Cinco personagens, com papéis diferentes, mas que representam e ilustram os papéis igualmente atribuídos na vida real entre o que se entende do que deve fazer a mulher e o homem. Entre o que querem ter e o que devem ter, entre a norma e o correto, ou ouvir o desejo além da aparência. Esta é parte da mensagem que o público pode conhecer com a peça “Vanessa Vai à Luta”, em cena a 19 e 20 de dezembro, às 21h30, no Auditório Municipal de Pinhal Novo — Rui Guerreiro.
O Teatro Ensaiarte apresenta o espetáculo, com base num texto de Luísa Costa Gomes, que “utiliza o humor ‘não fácil’ para nos falar de Vanessa, uma menina inteligente e perspicaz, que questiona as normas sociais que envolvem e tolhem a sua família, com particular atenção para a igualdade de género e os papéis habitualmente associados à ‘mulher’ e ao ‘homem’ na sociedade”, explica o Município de Palmela.

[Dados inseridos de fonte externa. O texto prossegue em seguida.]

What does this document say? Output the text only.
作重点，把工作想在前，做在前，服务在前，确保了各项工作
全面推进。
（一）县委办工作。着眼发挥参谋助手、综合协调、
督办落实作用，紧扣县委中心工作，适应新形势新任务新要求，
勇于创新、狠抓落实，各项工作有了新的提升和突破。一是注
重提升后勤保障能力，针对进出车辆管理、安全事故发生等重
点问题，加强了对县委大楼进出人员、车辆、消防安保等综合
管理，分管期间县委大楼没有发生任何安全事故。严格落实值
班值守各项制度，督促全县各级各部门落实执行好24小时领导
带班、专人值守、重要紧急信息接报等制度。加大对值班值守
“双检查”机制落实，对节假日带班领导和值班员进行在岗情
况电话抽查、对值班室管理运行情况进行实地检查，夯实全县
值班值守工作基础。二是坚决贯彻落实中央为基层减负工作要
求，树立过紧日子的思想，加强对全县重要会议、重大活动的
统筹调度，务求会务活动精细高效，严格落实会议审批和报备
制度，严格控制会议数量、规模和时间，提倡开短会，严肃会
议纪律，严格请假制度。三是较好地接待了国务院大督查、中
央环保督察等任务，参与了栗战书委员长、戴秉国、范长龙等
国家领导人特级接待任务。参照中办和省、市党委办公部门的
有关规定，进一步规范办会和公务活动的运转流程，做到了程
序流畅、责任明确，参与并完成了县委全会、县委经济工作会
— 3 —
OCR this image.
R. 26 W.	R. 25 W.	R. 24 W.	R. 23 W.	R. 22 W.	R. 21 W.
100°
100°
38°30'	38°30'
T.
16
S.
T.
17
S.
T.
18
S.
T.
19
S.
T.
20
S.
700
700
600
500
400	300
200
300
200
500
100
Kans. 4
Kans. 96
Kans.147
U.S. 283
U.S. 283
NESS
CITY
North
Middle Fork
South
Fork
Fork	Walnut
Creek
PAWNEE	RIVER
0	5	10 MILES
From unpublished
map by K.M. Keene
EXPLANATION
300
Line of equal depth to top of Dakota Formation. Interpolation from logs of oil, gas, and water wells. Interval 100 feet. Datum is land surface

A peça tem apoios do Município de Palmela e da Junta de Freguesia de Pinhal Novo e destina-se a maiores de três anos. Para mais informações e reservas, entrar em contacto para 966 564 933.
Sinopse
“Mãe da Vanessa, com uma gravidez extemporânea, compra pela televisão pequenos aparelhos milagrosos que lhe façam diminuir a barriga, porque afinal – ‘nunca fui gorda!… Já viu a barriga que eu tenho? Mas não tenho celulite! É verdade. Nem tinha pensado que estava grávida!’. Rodrigo, irmão da Vanessa, procura incessantemente, nos meios de comunicação, aparelhos de ginástica e dietas de efeito rápido – ‘Olhe esta bicicleta aqui, Mãezinha’. O Pai da Vanessa coleciona rádios antigos recordando deles um passado morno, quieto e pobre, partilhando-o com a filha – ‘A Vanessa? É verdade, a gente até se esquece de que é uma menina’. Vanessa é uma menina que deseja ter uma metralhadora como prenda de aniversário e para quê? ‘Para brincar, Mãe!’…Não…’Agora já sei para que é. É para defender a minha irmã pequena’. Esta menina, de arguta perspicácia, questiona constantemente as normas sociais que a envolvem: ‘já cá faltava o vestidinho cor de rosa!; Mãe porque é que não fazem bonecas com metralhadoras?; Pai não me dizes como é que se pode brincar com uma vassoura?; ‘Mãe por não saberes se queres ter um rapaz ou uma rapariga é que deixas o Deus decidir? ; ‘Pai, podiam-se pôr de acordo sobre qual é a história que devem contar às crianças’. A trama cheia de humor lúcido e não fácil, desenrola-se em torno de 5 personagens, fluindo como se o tempo não existisse”.